While the village and the people of Tūhourangi Ngāti Wāhiao have long been on the forefront of tourism, their website was dated and no longer achieving acceptable results. Built on a closed-source CMS it was expensive to update and maintain, and had become slow and clunky.
The Maverick Digital team wanted to provide a website that was beautiful, fast, and captured the character of this uniquely New Zealand experience.
2018 was a year of updates for Whakarewarewa, with the team there working to overhaul their branding through a new logo, new headline font, and completely new print collateral. This gave us an exciting framework to base the new designs off, helping to build the character of the villages online presence for years to come.
There was a lot we wanted to capture within the design of Whakarewarewa’s new website. As New Zealand’s only living Maori village the history, culture and stories of the village had to shine through, but we also wanted to emphasise the elements that overseas guests would remember with the bubbling blue geothermal pools and rising steam.

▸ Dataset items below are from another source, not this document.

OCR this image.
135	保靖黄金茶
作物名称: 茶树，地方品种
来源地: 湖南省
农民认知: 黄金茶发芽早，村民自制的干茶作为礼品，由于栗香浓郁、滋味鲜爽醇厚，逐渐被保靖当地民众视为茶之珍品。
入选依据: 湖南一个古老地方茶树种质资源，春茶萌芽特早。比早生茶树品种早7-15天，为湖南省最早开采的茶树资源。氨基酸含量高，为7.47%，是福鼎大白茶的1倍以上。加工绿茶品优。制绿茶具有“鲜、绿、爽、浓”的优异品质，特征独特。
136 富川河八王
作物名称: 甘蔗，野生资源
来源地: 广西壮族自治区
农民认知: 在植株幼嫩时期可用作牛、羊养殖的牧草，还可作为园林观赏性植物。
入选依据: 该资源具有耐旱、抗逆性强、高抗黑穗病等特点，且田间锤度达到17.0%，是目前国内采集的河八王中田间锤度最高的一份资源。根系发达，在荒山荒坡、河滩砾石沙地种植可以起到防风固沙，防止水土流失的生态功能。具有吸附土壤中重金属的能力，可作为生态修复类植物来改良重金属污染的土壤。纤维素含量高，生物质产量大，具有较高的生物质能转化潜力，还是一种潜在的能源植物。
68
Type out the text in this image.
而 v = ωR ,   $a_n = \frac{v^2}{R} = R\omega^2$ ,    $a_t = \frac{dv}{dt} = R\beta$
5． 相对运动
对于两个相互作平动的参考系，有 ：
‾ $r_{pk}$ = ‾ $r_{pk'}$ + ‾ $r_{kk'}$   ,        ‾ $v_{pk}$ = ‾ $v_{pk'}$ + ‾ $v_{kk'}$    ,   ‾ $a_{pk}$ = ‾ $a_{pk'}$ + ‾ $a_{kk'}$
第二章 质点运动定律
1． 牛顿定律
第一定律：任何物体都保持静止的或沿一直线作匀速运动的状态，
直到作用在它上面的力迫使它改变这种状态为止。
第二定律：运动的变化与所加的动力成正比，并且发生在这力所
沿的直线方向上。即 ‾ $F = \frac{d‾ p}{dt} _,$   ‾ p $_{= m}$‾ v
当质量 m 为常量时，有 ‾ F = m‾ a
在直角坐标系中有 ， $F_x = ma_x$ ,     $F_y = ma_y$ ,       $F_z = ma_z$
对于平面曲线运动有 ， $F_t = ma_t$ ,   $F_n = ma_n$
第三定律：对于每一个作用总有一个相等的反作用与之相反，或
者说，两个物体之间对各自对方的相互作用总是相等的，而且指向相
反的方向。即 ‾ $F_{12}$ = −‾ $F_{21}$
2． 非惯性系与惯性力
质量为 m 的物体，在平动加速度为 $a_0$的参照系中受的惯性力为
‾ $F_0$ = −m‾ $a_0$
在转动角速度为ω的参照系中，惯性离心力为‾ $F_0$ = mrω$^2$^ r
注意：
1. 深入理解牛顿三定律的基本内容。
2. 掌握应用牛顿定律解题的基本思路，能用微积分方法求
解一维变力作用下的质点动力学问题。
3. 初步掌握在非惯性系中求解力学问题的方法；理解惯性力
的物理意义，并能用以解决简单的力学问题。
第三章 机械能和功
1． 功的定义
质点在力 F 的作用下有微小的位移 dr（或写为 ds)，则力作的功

The final design – 100% unique and custom to Whakarewarewa on every page – heroes the experience of visiting the village itself. Billowing steam, native gardens, and inquisitive puekeko frame the story and history of this tourism icon.
One of the biggest weaknesses of the existing Whakarewarewa website was the closed-source platform that it was built on. Any changes to content had to be actioned by the agency who built it, with every change incurring a cost. This practice, while common, sits in direct opposition to the Maverick ethos. If its your website, you should have full access and control to change what you want.
Whakarewarewa’s new website was built on WordPress 4.9, and updated to 5.0 upon launch. WordPress still gets some flack from digital dinosaurs who see it as a blogging platform, but they couldn’t be more wrong. WordPress is the single most popular CMS in the world, used on 52% of the top million websites by traffic, and 32% of the top ten thousand. Known for its flexibility, ease of use, and fantastic developer support, WordPress is the obvious choice for most NZ Tourism operators, and definitely for Whakarewarewa in this case.
Any discussion with the web build team at Maverick is going to include load performance. Anyone browsing on a slow connection knows that a heavy, slow page is likely to get abandoned. This is especially true in tourism, where international roaming connections are notoriously bad.
Whakarewarewa was built to be lightning fast, despite the large amount of imagery and even video used on the site. There is no longer an excuse for slow sites, and the lighting fast load times for Whakarewarewa prove this.